The Pharisee’s heart was probably not so pure of sin as he thought. He needed Jesus Christ to cleanse and heal and change it. But imagine if it really were true that the Pharisee was unlike the rest of humanity; not greedy, not dishonest, and not adulterous. Why then did this Pharisee not go home justified before God? What more did he lack?

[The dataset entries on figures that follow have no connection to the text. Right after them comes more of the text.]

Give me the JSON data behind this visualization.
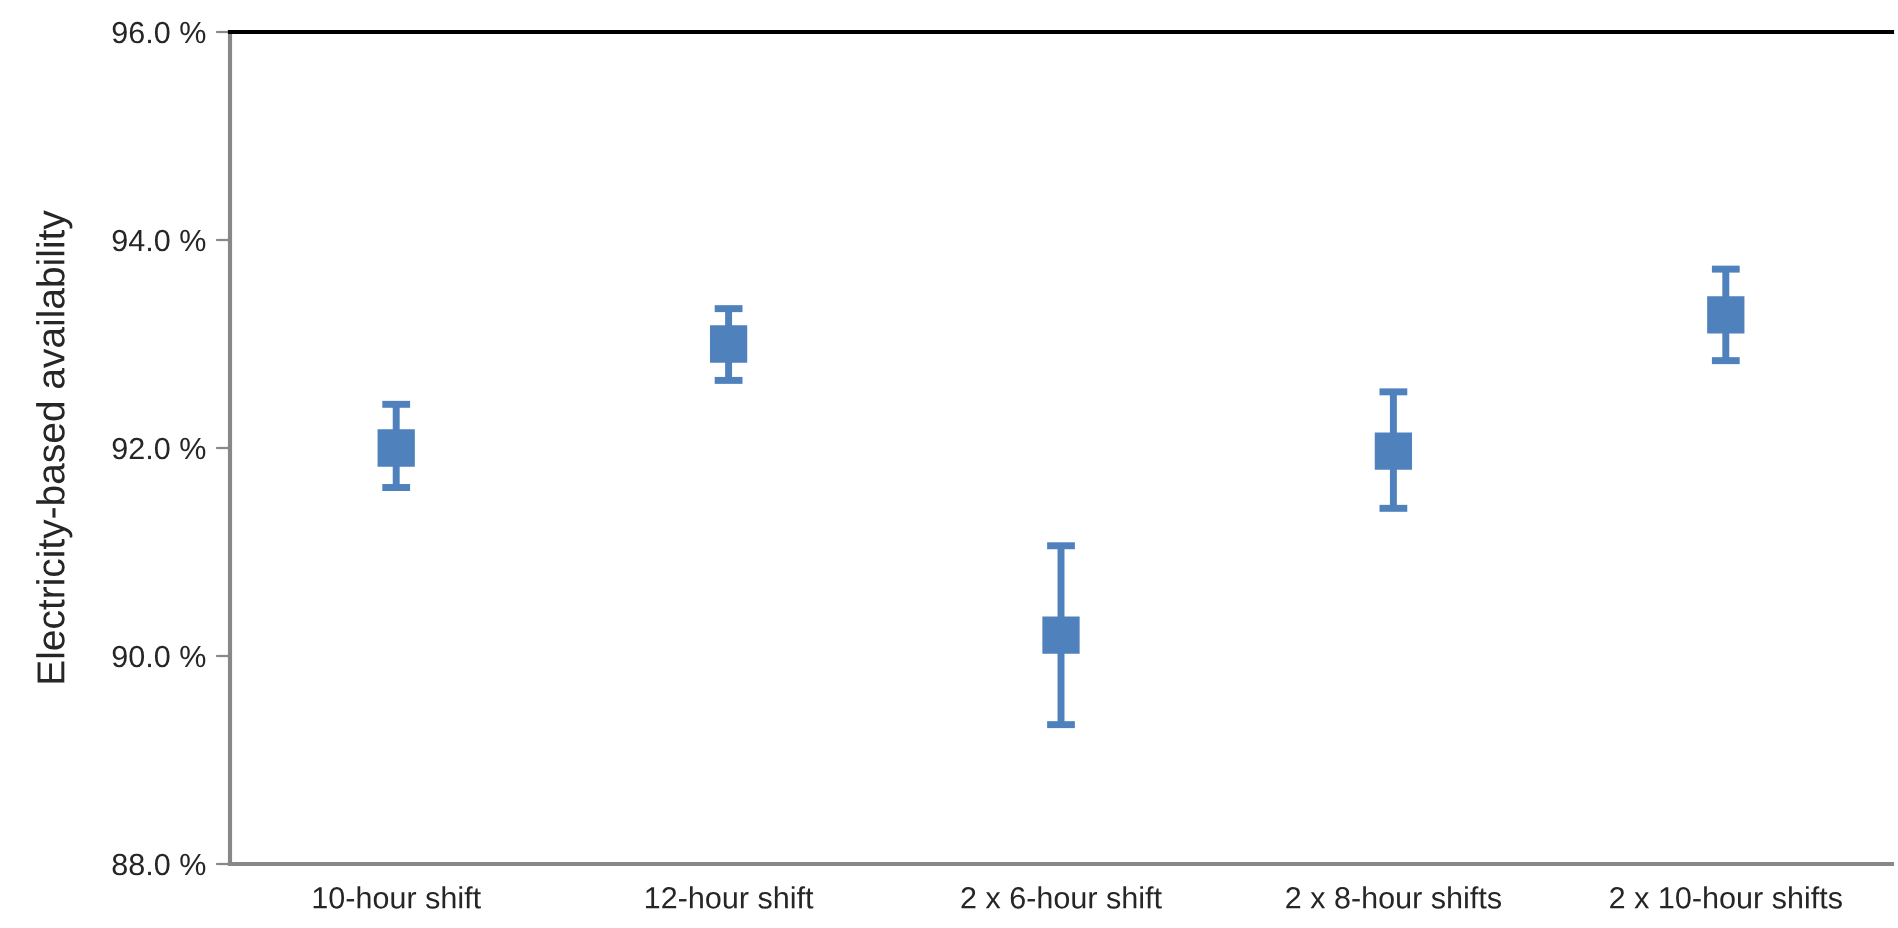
{
  "chart_data": {
    "type": "scatter",
    "ylabel": "Electricity-based availability",
    "categories": [
      "10-hour shift",
      "12-hour shift",
      "2 x 6-hour shift",
      "2 x 8-hour shifts",
      "2 x 10-hour shifts"
    ],
    "series": [
      {
        "color": "#4f81bd",
        "values": [
          92.0,
          93.0,
          90.2,
          91.97,
          93.28
        ],
        "errors": [
          [
            91.62,
            92.42
          ],
          [
            92.65,
            93.34
          ],
          [
            89.34,
            91.06
          ],
          [
            91.42,
            92.54
          ],
          [
            92.84,
            93.72
          ]
        ]
      }
    ],
    "ylim": [
      88,
      96
    ],
    "yticks": [
      {
        "value": 88,
        "label": "88.0 %"
      },
      {
        "value": 90,
        "label": "90.0 %"
      },
      {
        "value": 92,
        "label": "92.0 %"
      },
      {
        "value": 94,
        "label": "94.0 %"
      },
      {
        "value": 96,
        "label": "96.0 %"
      }
    ],
    "marker": "square",
    "grid": false,
    "legend": false
  }
}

Our Gospel tells us Jesus addressed today’s parable “to those who were convinced of their own righteousness and despised everyone else.” The Pharisee looked down on that tax collector and despised him with contempt. Greed, dishonesty, and adultery are hateful things, but Jesus forbids us from hating anyone. Jesus says you will be hated, you will have enemies, but he commands you to “love your enemies, and pray for those who persecute you, that you may be children of your heavenly Father.” If there is ever people you may be hating, be sure to pray for them (since you cannot pray for someone — willing their good — and hate them at the same time). Otherwise, when you die and you see someone whom you hate on the other side of the pearly gates, you might refuse to enter into Heaven.

Without ever denying right and wrong, without ceasing to share the truth, we must remain humble as sinners living among sinners. ‘For whoever exalts himself amongst others will be humbled, and the one who humbles himself will be exalted.’ That’s some food for prayerful thought today as we stand to pray in this temple and go back to our homes in the world.